If passed, the current 10.725% tax rate applied to short-term rentals would increase to 15.725%.

In recent months, the city council has debated the size of the tax rate. He first floated the idea of ​​a 7.5% excise tax. Some members wanted to see a lower rate of around 2.5%. In the end, the city council opted for 5%.

According to Frisco, Crested Butte has the highest short-term rental tax among mountain towns at 20.9%. Avon is 14.4%, Vail is 10.3%, Breckenridge is 12.275%, Dillon is 10.875% and Silverthorne is 10.375%. Breckenridge’s figure does not include room license fees and Silverthorne has a 6% lodging tax on the ballot, an increase from the current 2% tax.

Frisco’s excise tax is expected to generate approximately $1.5 million in additional annual revenue in the first fiscal year, from January 1, 2023 through December 31, 2023. The money is earmarked for workforce housing programs implemented, in addition to the 5A measure of the Summit Combined Housing Authority. Measure 5A is a 0.6% affordable housing tax that was recently extended for 20 years.

According to the city, the cost of developing new housing or acquiring and restricting existing residential properties exceeds the funding currently available, as construction and housing costs continue to rise.

Summit Mountain Rentals owner Mary Waldman has attended several meetings to voice her opposition to the ballot issue. His company manages properties across the county, with 50 short-term rentals in Frisco. Waldman thinks the city is scapegoating short-term rentals.

Vacation rentals make up only 17% of the entire housing stock in Frisco,” Waldman said.

Waldman said the tax would drive the price of rentals in Frisco out of the competitive rental market. She said guests would simply look at the total costs and book a cheaper stay in a nearby town. If Frisco rentals are to remain in business, she said it would be they — not potential tenants — who would ultimately pay the price.

Because it could change the short-term rental market, Waldman said the tax could have the negative effect where it brings in less money because customers might not stay in Frisco, or people might decide not to. not rent at all short term.

Waldman acknowledges that labor housing is a difficult issue, but she would prefer to have a 2% excise tax to start slow and see exactly what impact it would have on the economy. She called the proposed tax myopic and irresponsible.
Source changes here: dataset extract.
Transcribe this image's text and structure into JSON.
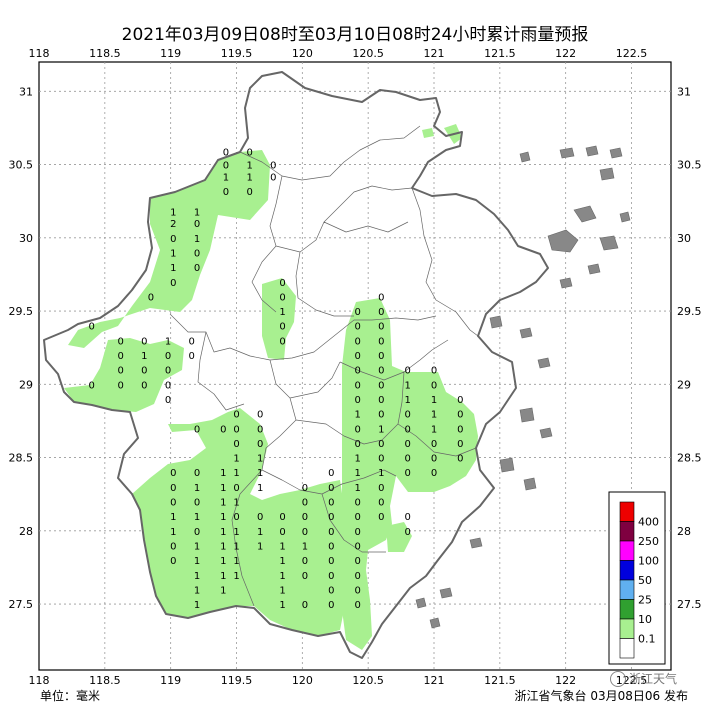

“I will support any labor housing tax, but I want it to be reasonable and based on a study of factual data without harming an industry,” Waldman said.

City Council approved the ballot issue at its meeting on Tuesday, March 8. According to approval“Affordable, widely available, and safe housing close to schools and workplaces is essential to the mental, social, environmental, and economic well-being of the Frisco community.”

The approval cited the Summit Combined Housing Authority’s 2020 Summit Housing Needs Update. He predicts a need for 2,400 affordable homes in the coming years, with serious needs in the Ten Mile area, where Frisco is located, as well as in the Upper Blue area.

The update also mentions that year-round businesses provide nearly 18,000 jobs out of about 21,000 total in Summit County. Additionally, the Colorado Department of Labor reported in December that Summit County’s unemployment rate was 2.9% with 1,451 job openings, and the approval said the lack of affordable housing was reflected by the inability to attract employees.

If passed, the tax will come into effect on June 1. Ballots will be mailed to registered voters the week of March 14 and must be received by the city clerk’s office by 7 p.m. on April 5.